Four Nights in Knaresborough publicity image

Someone clever once said that there's no such thing as history, there are just different ways of looking at the present.

Here with Four Nights in Knaresborough there's a definite aim to make these knights not medieval relics but modern characters in a castle with snappy lines and a contemporary touch. While the result is engaging, there's also an ungrounded edge that the play can't quite shake.

Four Nights in Knaresborough is about what happens to the four knights who killed the Archbishop of Canterbury under King Henry's orders. The country is in uproar about the murder of a holy man within his cathedral and the knights are forced to take refuge in the North of England.

Trapped in the castle, with the knights seemingly abandoned by their sovereign, a claustrophobic atmosphere develops. Develops into what, exactly, is a good question. Paul Webb, the play's author, clearly does not want this to be a stuffy period piece offering only 'educational' interest.

The result is a strange mix of definitely 21st century language and mannerism (emphasised through swearing: one of the first lines is 'f"ckwit') with a period-appropriate setting and clothing. The undercurrent of nostalgia for 'simpler' times is met with a smattering and a flattering of contemporary tastes.

What Four Nights in Knaresborough does well is make the characters on stage engaging and provide for scenes that are gripping in themselves.

Each of the knights is interesting and unexpected and the atmosphere of abandonment and claustrophobia, where time is long, is well maintained throughout. The acting is very good overall with Alex Hughes excellent throughout. Lee Williams was a bit too melodramatic, but that was partly because of the character he was playing.

The set was genuinely perfect, exuding atmosphere and a lot of smoke. But it's hard to link the scenes together and the play feels like it's been written over a long period of time, with parts added on.

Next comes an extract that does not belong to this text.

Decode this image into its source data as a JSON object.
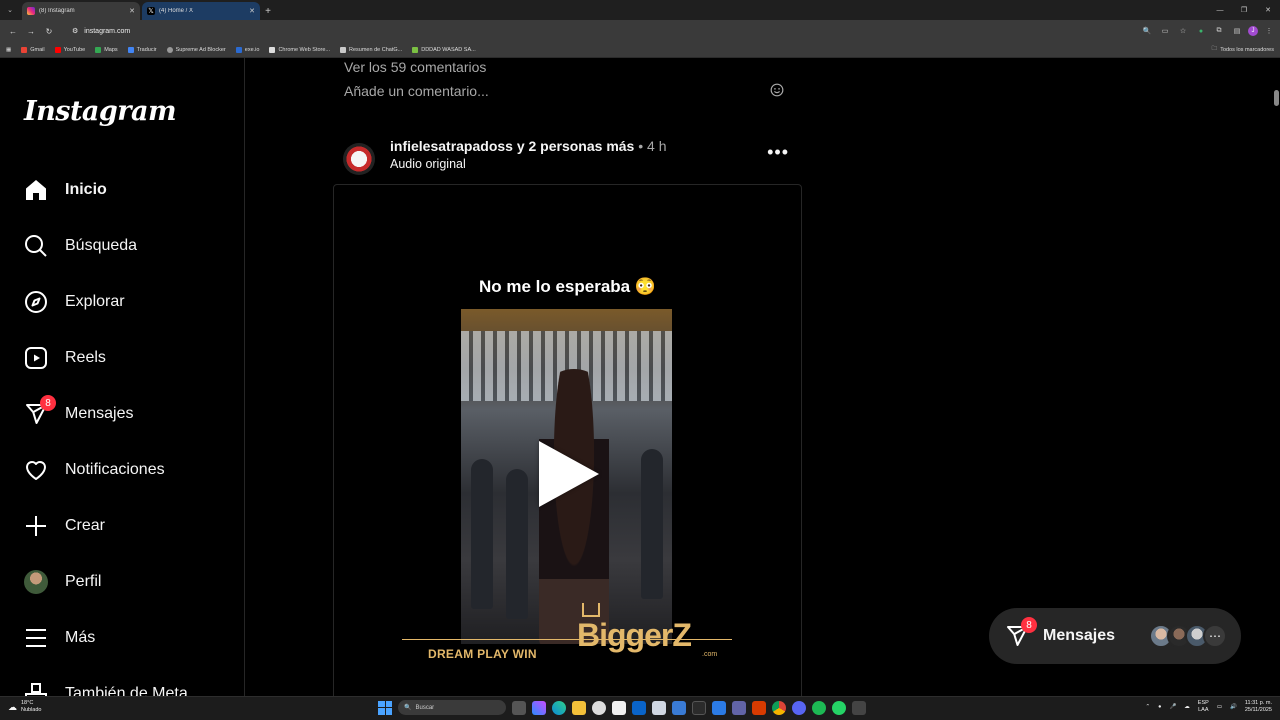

This isn't helped by the play inhabiting some nebulous anhistoric space, a limbo filled with bravado and libido.

On top of some historical inaccuracies, like references to birthdays or advanced algebra, some issues have been avoided, like how sodomy was considered a sin, and much of the relationship dynamics don't fit the time.

An unrequited love of one man for his straight male companion probably did happen in the Middle Ages, but it's unlikely they'd directly talk about it: there's an edge of medieval homoerotic fan fiction. Worse, only one of the characters has a real conclusion with the other relationships prematurely cut off by the ending.

Still, Four Nights in Knaresborough is very enjoyable and has a wicked sense of humour and is satisfyingly ambitious.

It's just that what draws the action together is the setting and the historical context, but the focus is on the interpersonal relationships that feel dubiously modern and aren't properly worked out. It's looking at the past too much through the present.

"Four Nights In Knaresborough" is playing at Southwark Playhouse until the 13th of August.